Zudem brauchen Muttertiere Sand, um für Nachwuchs zu sorgen und ihre Eier zu vergraben. Die Sonne «brütet» diese dann aus. Doch Sand hat es im Garten von Rosmarie Kramer keinen. Und auch sonst sind die Brut-Bedingungen nicht ideal, wie sie sagt. «Sind sie vom Himmel gefallen?», schrieb Kramer im Mitteilungsblatt weiter. Auf den Beitrag hin meldete sich niemand. Und mittlerweile sind es schon mindestens fünf neue Jungtiere, die sich im Teich tummeln.

«Zuerst dachte ich noch, dass mir jemand die Schildkröten einfach in den Teich gesetzt hat.»Rosmarie Kramer

«Zuerst dachte ich noch, dass mir jemand die Schildkröten einfach in den Teich gesetzt hat.» Etwa als Mitbringsel aus den Ferien in Italien. Denn dort könne man die kleinen Rotwangen-Schmuckschildkröten einfach auf dem Markt kaufen. Doch nun vermutet Kramer, dass eine der erwachsenen Weibchen Eier gelegt hat. Wie die Jungtiere dann allerdings zum kleinen Teich rüber wandern konnten, wisse sie nicht, sagt sie. Es komme zwar immer mal wieder vor, dass eines der Tiere ausreisse. Doch wie diese das machen, sei ihr ein Rätsel.

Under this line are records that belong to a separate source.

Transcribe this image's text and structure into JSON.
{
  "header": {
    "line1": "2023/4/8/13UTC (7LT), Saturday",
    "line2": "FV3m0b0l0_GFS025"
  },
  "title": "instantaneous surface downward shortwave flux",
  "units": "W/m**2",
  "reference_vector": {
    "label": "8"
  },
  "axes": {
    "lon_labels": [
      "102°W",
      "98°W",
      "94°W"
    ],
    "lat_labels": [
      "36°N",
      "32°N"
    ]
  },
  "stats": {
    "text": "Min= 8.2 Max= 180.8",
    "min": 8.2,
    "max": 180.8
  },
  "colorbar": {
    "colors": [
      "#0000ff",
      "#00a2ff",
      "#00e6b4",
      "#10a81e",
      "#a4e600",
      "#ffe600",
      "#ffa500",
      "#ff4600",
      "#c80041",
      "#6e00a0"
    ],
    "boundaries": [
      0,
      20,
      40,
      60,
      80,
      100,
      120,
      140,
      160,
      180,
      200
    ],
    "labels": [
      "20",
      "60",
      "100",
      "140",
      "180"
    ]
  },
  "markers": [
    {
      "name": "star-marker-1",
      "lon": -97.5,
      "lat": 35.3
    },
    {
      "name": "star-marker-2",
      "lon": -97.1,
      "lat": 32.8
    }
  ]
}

Rosmarie Kramer will die Tiere, die in Nordamerika heimisch sind und die meiste Zeit ihres Lebens im Wasser verbringen, behalten. «Ich habe genug Platz und sie fressen ja nicht so viel.» Mindestens vier ihrer Schildkröten sind solche, die Fremde vorbei brachten, nachdem sie sie in der Töss oder zwischen der Badi und dem Badiweiher fanden.

Bis 40 Jahre alt

Rotwangen-Schmuckschildkröten werden bis zu 40 Jahre alt. Ab einer Grösse von etwa 18 Zentimeter fangen die Weibchen an, Eier zu legen. Die Tiere dürfen übrigens nicht ausgesetzt werden. Denn in der Freiheit machen sie den einheimischen Arten das Nahrungsangebot und den Lebensraum streitig. Dadurch können sie an den hiesigen Ökosystemen verheerende Schäden anrichten.